The 1983 amendment in any event gave us a far different statute. It introduced the Office as the initial step in resolution of compensation disputes. R.S. 23:1291. The Office is allowed no more than thirty days to issue its recommendation, yet the recommendation is considered “advisory only,” and is without “any presumption of correctness as to the facts or the law,” at least when admitted into evidence in subsequent judicial proceedings. Id., § 1310.1. Section 1331(C), also added in 1983, specifically permits reconsideration by the Office of its own initial recommendation; moreover,

[t]he amendments delete from Section 1331 the requirement that a party seeking review allege that the ‘incapacity of the employee has been subsequently diminished or increased, or that the judgment was obtained through error, fraud, *862or misrepresentation.’ Presumably this omission makes the precise reason for the modification request irrelevant.

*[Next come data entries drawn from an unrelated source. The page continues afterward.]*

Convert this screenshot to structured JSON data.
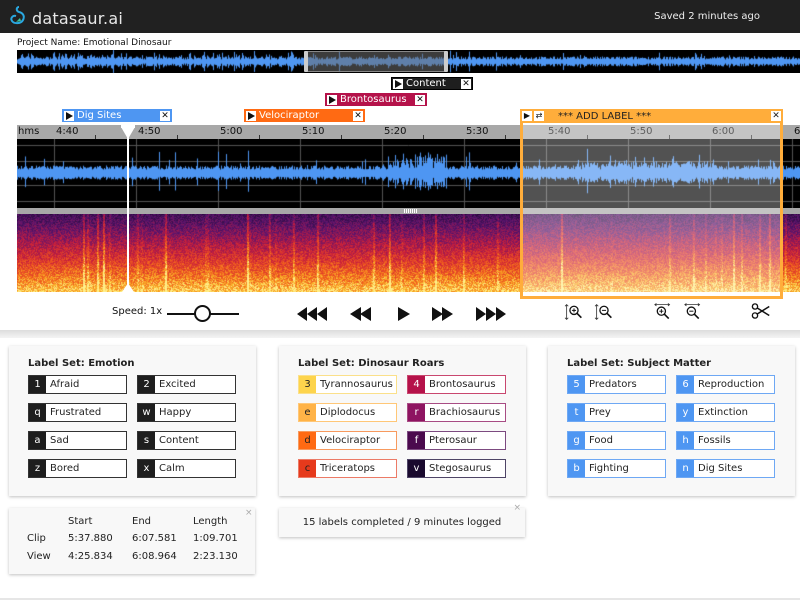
{
  "header": {
    "app_name": "datasaur.ai",
    "logo_icon": "dinosaur-logo-icon",
    "save_status": "Saved 2 minutes ago"
  },
  "project": {
    "label": "Project Name: Emotional Dinosaur"
  },
  "timeline": {
    "unit_label": "hms",
    "ticks": [
      "4:40",
      "4:50",
      "5:00",
      "5:10",
      "5:20",
      "5:30",
      "5:40",
      "5:50",
      "6:00",
      "6:"
    ],
    "playhead_time": "4:48",
    "overview_view_window_fraction": [
      0.37,
      0.55
    ]
  },
  "segment_labels": [
    {
      "name": "Content",
      "color": "#1e1e1e",
      "border": "#000000"
    },
    {
      "name": "Brontosaurus",
      "color": "#b5124a",
      "border": "#b5124a"
    },
    {
      "name": "Dig Sites",
      "color": "#4e96f2",
      "border": "#4e96f2"
    },
    {
      "name": "Velociraptor",
      "color": "#ff6a13",
      "border": "#ff6a13"
    }
  ],
  "selection": {
    "title": "*** ADD LABEL ***",
    "color": "#ffad3b",
    "play_icon": "play-icon",
    "loop_icon": "loop-icon",
    "close_icon": "close-icon"
  },
  "controls": {
    "speed_label": "Speed: 1x",
    "speed_value": 1,
    "buttons": [
      "fast-rewind-button",
      "rewind-button",
      "play-button",
      "forward-button",
      "fast-forward-button",
      "vertical-zoom-in-button",
      "vertical-zoom-out-button",
      "horizontal-zoom-in-button",
      "horizontal-zoom-out-button",
      "cut-button"
    ]
  },
  "label_sets": [
    {
      "title": "Label Set: Emotion",
      "labels": [
        {
          "key": "1",
          "name": "Afraid",
          "color": "#1e1e1e",
          "border": "#333333"
        },
        {
          "key": "2",
          "name": "Excited",
          "color": "#1e1e1e",
          "border": "#333333"
        },
        {
          "key": "q",
          "name": "Frustrated",
          "color": "#1e1e1e",
          "border": "#333333"
        },
        {
          "key": "w",
          "name": "Happy",
          "color": "#1e1e1e",
          "border": "#333333"
        },
        {
          "key": "a",
          "name": "Sad",
          "color": "#1e1e1e",
          "border": "#333333"
        },
        {
          "key": "s",
          "name": "Content",
          "color": "#1e1e1e",
          "border": "#333333"
        },
        {
          "key": "z",
          "name": "Bored",
          "color": "#1e1e1e",
          "border": "#333333"
        },
        {
          "key": "x",
          "name": "Calm",
          "color": "#1e1e1e",
          "border": "#333333"
        }
      ]
    },
    {
      "title": "Label Set: Dinosaur Roars",
      "labels": [
        {
          "key": "3",
          "name": "Tyrannosaurus",
          "color": "#fdd44c",
          "border": "#fbe08a",
          "key_text": "#222222"
        },
        {
          "key": "4",
          "name": "Brontosaurus",
          "color": "#b5124a",
          "border": "#c9476f"
        },
        {
          "key": "e",
          "name": "Diplodocus",
          "color": "#ffb347",
          "border": "#ffc777",
          "key_text": "#222222"
        },
        {
          "key": "r",
          "name": "Brachiosaurus",
          "color": "#8e1461",
          "border": "#a84c84"
        },
        {
          "key": "d",
          "name": "Velociraptor",
          "color": "#ff6a13",
          "border": "#f79a5e",
          "key_text": "#222222"
        },
        {
          "key": "f",
          "name": "Pterosaur",
          "color": "#4b0a4e",
          "border": "#7c4a80"
        },
        {
          "key": "c",
          "name": "Triceratops",
          "color": "#e63a1c",
          "border": "#ec7a66",
          "key_text": "#222222"
        },
        {
          "key": "v",
          "name": "Stegosaurus",
          "color": "#1a0a2e",
          "border": "#4e4466"
        }
      ]
    },
    {
      "title": "Label Set: Subject Matter",
      "labels": [
        {
          "key": "5",
          "name": "Predators",
          "color": "#4e96f2",
          "border": "#6ea8f4"
        },
        {
          "key": "6",
          "name": "Reproduction",
          "color": "#4e96f2",
          "border": "#6ea8f4"
        },
        {
          "key": "t",
          "name": "Prey",
          "color": "#4e96f2",
          "border": "#6ea8f4"
        },
        {
          "key": "y",
          "name": "Extinction",
          "color": "#4e96f2",
          "border": "#6ea8f4"
        },
        {
          "key": "g",
          "name": "Food",
          "color": "#4e96f2",
          "border": "#6ea8f4"
        },
        {
          "key": "h",
          "name": "Fossils",
          "color": "#4e96f2",
          "border": "#6ea8f4"
        },
        {
          "key": "b",
          "name": "Fighting",
          "color": "#4e96f2",
          "border": "#6ea8f4"
        },
        {
          "key": "n",
          "name": "Dig Sites",
          "color": "#4e96f2",
          "border": "#6ea8f4"
        }
      ]
    }
  ],
  "stats": {
    "columns": [
      "Start",
      "End",
      "Length"
    ],
    "rows": [
      {
        "name": "Clip",
        "start": "5:37.880",
        "end": "6:07.581",
        "length": "1:09.701"
      },
      {
        "name": "View",
        "start": "4:25.834",
        "end": "6:08.964",
        "length": "2:23.130"
      }
    ],
    "close_label": "×"
  },
  "summary": {
    "text": "15 labels completed / 9 minutes logged",
    "close_label": "×"
  },
  "colors": {
    "waveform": "#4e96f2",
    "topbar": "#212121",
    "selection": "#ffad3b"
  }
}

1 Malone & Johnson, § 284. We will not infer a contrary intent to bind the hands of the Office with a recommendation reached in only thirty days, and based on insufficient information or hasty diagnostics, especially where to do so would bar assertion of rights months before those rights accrue.

The judgment of the trial court is reversed. The exception of no cause of action is overruled, and the cause is remanded for further proceedings.

CIACCIO, J., concurs.

. The Supreme Court interpreted this language to mean that "the employee is not permitted to relitigate his original condition but must show a change in his compensable condition, such as progression, deterioration, or aggravation of the condition ...” Id.